Monday, June 12, 2006

Red Hot Chili Peppers - Stadium Arcadium


66%

The Chili Peppers are back after a 4 year (damn, it's been that long?) hiatus. The band has been creating a funk-metal/alternative rock/rap/the kitchen sink fusion for quite a bit, and quite successfully so (both artistically and commercially). After their commercial success, perhaps they feel as though that they are at the top of their game and can't go wrong, and the ambition here is clear: it's a concept double album.

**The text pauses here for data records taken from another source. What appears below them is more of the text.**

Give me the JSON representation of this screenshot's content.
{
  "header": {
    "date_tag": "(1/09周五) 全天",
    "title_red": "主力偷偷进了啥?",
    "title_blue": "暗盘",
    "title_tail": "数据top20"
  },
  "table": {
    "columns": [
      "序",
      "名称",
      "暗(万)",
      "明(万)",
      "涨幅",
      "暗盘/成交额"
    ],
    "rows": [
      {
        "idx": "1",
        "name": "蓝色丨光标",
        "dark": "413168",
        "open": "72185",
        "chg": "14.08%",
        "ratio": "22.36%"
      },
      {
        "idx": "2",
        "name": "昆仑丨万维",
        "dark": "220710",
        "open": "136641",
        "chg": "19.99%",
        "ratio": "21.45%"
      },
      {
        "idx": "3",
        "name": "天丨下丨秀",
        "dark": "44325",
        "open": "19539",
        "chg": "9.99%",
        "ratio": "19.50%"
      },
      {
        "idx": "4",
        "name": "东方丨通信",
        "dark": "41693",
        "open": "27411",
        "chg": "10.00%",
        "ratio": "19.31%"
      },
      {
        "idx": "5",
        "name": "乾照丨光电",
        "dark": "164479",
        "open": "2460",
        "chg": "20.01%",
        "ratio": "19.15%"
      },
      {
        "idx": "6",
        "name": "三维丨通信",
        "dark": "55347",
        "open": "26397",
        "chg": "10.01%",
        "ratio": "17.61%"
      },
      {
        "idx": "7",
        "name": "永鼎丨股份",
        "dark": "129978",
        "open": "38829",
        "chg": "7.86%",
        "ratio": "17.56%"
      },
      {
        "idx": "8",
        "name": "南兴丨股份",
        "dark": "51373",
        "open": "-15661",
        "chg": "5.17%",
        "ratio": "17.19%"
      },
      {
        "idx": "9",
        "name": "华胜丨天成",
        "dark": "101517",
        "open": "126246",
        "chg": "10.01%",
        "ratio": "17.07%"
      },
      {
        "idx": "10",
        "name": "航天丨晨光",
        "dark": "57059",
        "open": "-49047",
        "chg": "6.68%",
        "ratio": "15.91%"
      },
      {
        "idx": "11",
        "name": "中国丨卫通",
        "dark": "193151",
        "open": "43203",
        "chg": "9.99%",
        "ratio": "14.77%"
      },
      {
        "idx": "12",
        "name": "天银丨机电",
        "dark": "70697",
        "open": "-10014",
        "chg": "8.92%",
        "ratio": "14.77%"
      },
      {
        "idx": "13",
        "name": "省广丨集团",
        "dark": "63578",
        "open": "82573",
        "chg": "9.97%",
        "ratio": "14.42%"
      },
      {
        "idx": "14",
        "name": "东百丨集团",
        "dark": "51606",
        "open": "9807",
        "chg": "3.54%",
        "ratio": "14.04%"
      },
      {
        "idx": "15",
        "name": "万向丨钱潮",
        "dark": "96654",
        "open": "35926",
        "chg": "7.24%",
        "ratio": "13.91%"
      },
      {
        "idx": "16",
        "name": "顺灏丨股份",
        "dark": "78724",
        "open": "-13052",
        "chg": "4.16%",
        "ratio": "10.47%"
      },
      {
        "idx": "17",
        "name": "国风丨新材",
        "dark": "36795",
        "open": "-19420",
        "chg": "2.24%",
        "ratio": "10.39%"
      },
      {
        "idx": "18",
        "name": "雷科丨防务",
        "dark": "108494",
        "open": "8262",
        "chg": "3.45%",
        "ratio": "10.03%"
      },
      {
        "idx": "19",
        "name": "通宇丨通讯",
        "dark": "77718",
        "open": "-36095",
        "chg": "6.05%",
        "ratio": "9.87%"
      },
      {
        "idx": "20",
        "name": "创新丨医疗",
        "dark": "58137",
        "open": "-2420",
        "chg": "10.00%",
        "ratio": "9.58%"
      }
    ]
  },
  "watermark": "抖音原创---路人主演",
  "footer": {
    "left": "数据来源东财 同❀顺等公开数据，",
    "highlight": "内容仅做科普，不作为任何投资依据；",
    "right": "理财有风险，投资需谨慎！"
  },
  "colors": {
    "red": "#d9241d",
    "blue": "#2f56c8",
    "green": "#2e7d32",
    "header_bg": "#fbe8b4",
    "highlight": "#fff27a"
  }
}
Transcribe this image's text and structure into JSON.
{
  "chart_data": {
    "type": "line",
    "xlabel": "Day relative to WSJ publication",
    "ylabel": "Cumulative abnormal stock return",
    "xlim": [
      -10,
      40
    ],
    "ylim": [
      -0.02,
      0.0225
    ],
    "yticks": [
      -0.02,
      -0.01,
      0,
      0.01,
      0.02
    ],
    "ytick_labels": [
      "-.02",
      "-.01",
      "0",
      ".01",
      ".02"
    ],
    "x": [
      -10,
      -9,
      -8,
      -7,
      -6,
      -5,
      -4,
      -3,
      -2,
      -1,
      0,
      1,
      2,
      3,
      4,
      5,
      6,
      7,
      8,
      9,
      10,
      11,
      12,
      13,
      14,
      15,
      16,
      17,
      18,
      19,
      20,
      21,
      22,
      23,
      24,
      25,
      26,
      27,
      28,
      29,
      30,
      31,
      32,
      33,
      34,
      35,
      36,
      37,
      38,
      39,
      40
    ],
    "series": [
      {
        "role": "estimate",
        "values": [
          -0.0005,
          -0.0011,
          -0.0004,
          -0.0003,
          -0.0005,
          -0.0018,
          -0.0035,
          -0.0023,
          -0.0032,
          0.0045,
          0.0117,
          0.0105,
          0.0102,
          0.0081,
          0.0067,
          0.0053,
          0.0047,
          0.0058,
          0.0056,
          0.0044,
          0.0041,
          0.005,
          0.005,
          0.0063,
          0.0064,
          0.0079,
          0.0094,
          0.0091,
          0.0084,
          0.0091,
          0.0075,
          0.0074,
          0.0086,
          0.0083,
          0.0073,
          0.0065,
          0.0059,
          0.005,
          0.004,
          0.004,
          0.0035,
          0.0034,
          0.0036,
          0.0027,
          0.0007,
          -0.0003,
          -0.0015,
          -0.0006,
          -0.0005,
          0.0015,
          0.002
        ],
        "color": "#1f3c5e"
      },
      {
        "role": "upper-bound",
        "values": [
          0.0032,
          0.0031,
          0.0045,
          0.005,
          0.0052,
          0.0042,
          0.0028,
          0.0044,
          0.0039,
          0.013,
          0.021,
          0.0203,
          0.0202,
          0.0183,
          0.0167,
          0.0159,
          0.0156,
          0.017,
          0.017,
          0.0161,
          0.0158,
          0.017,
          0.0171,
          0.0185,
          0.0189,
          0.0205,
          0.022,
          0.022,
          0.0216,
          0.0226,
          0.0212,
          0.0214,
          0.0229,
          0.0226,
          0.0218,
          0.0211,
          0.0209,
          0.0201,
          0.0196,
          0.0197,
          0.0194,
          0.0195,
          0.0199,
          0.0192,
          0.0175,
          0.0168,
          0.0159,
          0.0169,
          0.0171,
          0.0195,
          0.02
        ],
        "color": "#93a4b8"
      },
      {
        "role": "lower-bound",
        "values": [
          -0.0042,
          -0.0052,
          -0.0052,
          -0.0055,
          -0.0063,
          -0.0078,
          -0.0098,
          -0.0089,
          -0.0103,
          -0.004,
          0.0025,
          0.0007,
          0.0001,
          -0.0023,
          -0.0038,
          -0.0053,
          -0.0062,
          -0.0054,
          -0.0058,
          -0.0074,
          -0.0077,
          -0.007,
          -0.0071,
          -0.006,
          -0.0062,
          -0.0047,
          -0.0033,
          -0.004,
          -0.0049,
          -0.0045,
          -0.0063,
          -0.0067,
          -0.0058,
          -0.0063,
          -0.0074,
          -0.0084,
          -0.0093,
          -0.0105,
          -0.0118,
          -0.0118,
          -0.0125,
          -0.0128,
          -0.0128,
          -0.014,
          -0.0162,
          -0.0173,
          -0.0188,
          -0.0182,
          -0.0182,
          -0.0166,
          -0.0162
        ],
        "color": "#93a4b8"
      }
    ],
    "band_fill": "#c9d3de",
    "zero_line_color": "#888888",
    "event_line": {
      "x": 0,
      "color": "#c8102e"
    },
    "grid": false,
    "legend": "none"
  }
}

The first disc ("Jupiter") opens up with the big single: "Dani California", which has an addmittedly cool video where frontman Anthony Kiedis dresses up as Prince and then then they all dress up as the Sex Pistols and Nirvana and what have you. However, the actual song is rather unremarkable - not bad, but it's the expected Chili Peppers sound. It's also the millionth song dedicated to their home state. It seems that at the point in which they would want to step out of their mold, they go right back to it - not to mention it sounds suspiciously close to Tom Petty's "Mary Jane's Last Dance".

Guitarist John Frusicante gets more than a few solos his way and bassist Michael "Flea" Balzary also gets a few opportunities to to showcase his talents, and both artists for the most part deliver. Drummer Chad Smith performs well enough and Kiedis does the rapping/singing thing of his as expected, but it's nothing special.

Producer Rick Rubin sounds exactly what a big-name producer shouldn't sound like: undistinctive. The sound he gives the Peppers is rather flat - not bad, just unremarkable.

Slow songs like the title track just drag - that song in particular is more than 5 minutes long. It's pop-rock sound is broken up by it's true-to-roots funk metal songs like "Hump de Bump" - a decent enough P-Funk-inspired rocker but nothing they haven't done better before (the chorus is pretty bad too). However, Flea has a tendency to shine on these tracks.

"She's Only 18" is Kiedis's (46) ode to his girlfriend, 18 at the time the song was written. A little creepy much? Ah fuck, maybe it's just me. "Slow Cheetah" is another pop-rock acoustic type song, with a rather retarded song title which leads to a rather retarded chorus. "Strip My Mind" is another long slow song that could be skipped. "Especially in Michigan" is a decent rocker with a guest shot from Mars Volta guitarist Omar Rodriguez-Lopez.

"Warlocks" is a pretty good funk-rock song especially due to the clavinet work from Billy Preston (R.I.P.), but the vocals get a little irritating, though thankfully it's short of three and a half minutes. The first CD cocludes with "Hey" another long (over 5 and a half minutes long) slow track that just comes off as boring.

And so we reach disc 2, "Mars". The opener, "Desecration Smile", is a slow 5-minute long song but it's the best one on here. "Tell Me Baby" opens up like it's another slow song but becomes another funk-rock song (with a nice bassline but otherwise irritating.)

"21st Century" is one of the better songs on here, with some nice work from Flea and Frusicante, although the lyrics could use some work.

The album maintains it's later-day RHCP sound of slow pop-rock mixed with a few rockers and some earlier-day funk-metal. When they try to reach out, it's actually rather uninteresting ("If") or a mess (the weird spoken word bit on "Death of a Martian")

"So Much I" has an exciting punk/funk kind of sound that the album is short on. The band goes on a long (more than 6 minutes) rocker with "Turn It Again" which is pretty good if a little too long. "Death" of a Martian" ends the album with a semi spoken word bit with guitar soloing going around.

Finally, after 28 tracks spanning over 2 hours, the double album is over. Flea is pretty much excellent throughout, John Frusicante is a bit hit-or-miss but good overall, Chad Smith is versatile and solid but not spectacular, and Anthony Keidis does a comptent if unispiring job on vocals.

It's really not much of a concept album, it's only vaguely so. But it's definitely a double album in that it's way too long and way too average for anybody but hardcore fans to like. There is no truly bad song in here, but there is no truly good song in here either. The repetitive themes, production, guitar tones, and style (which is kind of the same the Chili Peppers have been pushing for the past however many years) just addds to this. They fuse earlier days of the Chili Peppers, but they don't do them any better nor in any new way. It's listenable, and you won't hate it, but at the end of the day, it all seems rather unnecessary.